- Bayou Blue Bayou Blue
- Coordinates: 29°38′03″N 90°40′23″W﻿ / ﻿29.63417°N 90.67306°W
- Country: United States
- State: Louisiana
- Parish: Lafourche, Terrebonne

Area
- • Total: 23.53 sq mi (60.94 km^{2})
- • Land: 23.27 sq mi (60.28 km^{2})
- • Water: 0.26 sq mi (0.67 km^{2})
- Elevation: 7 ft (2.1 m)

Population (2020)
- • Total: 13,352
- • Density: 573.7/sq mi (221.51/km^{2})
- Time zone: UTC-6 (Central (CST))
- • Summer (DST): UTC-5 (CDT)
- Area code: 985
- GNIS feature ID: 2583527

= Bayou Blue, Louisiana =

Bayou Blue is a metropolitan area in Lafourche and Terrebonne parishes, Louisiana, United States. As of the 2020 census, Bayou Blue had a population of 13,352.

In June 1981, an arson attack on a local nightclub killed five people.

==Geography==
According to the U.S. Census Bureau, the community has an area of 23.520 mi2; 23.263 mi2 of its area is land, and 0.257 mi2 is water.

==Demographics==

Bayou Blue was first listed as a census designated place in the 2010 U.S. census.

Bayou Blue racial composition as of 2020
| Race | Number | Percentage |
|---|---|---|
| White (non-Hispanic) | 9,625 | 72.09% |
| Black or African American (non-Hispanic) | 1,087 | 8.14% |
| Native American | 620 | 4.64% |
| Asian | 57 | 0.43% |
| Pacific Islander | 4 | 0.03% |
| Other/Mixed | 661 | 4.95% |
| Hispanic or Latino | 1,298 | 9.72% |

As of the 2020 United States census, there were 13,352 people, 3,891 households, and 3,049 families residing in the CDP.

Historical population
| Census | Pop. | Note | %± |
| 2010 | 12,352 |  | — |
| 2020 | 13,352 |  | 8.1% |
U.S. Decennial Census 1950 1960 1970 1980 1990 2000 2010

==Education==
The Lafourche Parish portion is in the Lafourche Parish School District.

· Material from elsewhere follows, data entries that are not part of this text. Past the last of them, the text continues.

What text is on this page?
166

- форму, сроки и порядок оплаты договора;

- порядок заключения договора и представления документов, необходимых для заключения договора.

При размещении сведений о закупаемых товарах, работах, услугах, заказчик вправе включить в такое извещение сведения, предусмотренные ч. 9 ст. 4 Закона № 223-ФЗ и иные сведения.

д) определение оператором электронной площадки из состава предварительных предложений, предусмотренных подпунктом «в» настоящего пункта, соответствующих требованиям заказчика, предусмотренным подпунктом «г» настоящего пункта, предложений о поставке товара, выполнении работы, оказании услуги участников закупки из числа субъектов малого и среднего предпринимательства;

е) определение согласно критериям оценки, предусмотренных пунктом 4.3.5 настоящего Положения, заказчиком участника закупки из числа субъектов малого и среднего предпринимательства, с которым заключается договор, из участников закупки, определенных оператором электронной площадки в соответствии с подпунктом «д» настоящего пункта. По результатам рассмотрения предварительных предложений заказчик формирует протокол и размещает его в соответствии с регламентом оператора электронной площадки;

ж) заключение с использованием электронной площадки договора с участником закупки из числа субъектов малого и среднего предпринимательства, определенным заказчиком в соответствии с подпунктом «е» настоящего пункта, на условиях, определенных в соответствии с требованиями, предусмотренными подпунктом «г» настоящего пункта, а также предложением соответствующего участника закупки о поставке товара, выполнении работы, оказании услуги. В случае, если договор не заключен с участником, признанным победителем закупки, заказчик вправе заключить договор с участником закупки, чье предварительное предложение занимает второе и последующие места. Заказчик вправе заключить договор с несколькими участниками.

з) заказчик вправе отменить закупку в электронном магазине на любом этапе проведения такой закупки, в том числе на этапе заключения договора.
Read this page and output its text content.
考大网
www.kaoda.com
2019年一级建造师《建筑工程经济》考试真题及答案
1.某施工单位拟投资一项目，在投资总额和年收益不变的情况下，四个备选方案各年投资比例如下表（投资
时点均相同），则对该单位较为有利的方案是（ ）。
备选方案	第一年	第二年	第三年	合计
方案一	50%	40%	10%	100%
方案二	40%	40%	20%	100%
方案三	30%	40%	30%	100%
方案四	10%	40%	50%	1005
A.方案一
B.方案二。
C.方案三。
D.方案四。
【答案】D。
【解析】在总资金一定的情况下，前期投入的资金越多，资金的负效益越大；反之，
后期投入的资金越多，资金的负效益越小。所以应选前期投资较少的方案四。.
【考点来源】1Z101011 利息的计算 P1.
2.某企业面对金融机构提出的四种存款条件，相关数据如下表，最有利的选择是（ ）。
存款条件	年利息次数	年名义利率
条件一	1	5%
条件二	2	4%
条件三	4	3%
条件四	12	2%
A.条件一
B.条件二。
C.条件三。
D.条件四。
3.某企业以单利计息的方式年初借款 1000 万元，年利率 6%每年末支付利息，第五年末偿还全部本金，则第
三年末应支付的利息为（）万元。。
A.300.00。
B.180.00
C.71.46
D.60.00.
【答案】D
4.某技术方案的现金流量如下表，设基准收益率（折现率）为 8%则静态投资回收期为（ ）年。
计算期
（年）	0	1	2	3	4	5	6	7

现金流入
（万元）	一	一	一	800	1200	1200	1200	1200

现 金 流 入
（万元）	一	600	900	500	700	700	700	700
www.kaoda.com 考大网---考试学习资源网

Schools in the Lafourche Parish part of the CDP include: Bayou Blue Elementary School, and Bayou Blue Middle School.

Areas in Terrebonne Parish are assigned to Terrebonne Parish School District.

Lafourche Parish Library operates the Bayou Blue Library.

Both Lafourche and Terrebonne parishes are in the service area of Fletcher Technical Community College. Additionally, a Delgado Community College document stated that both Lafourche and Terrebonne parishes were in the college's service area.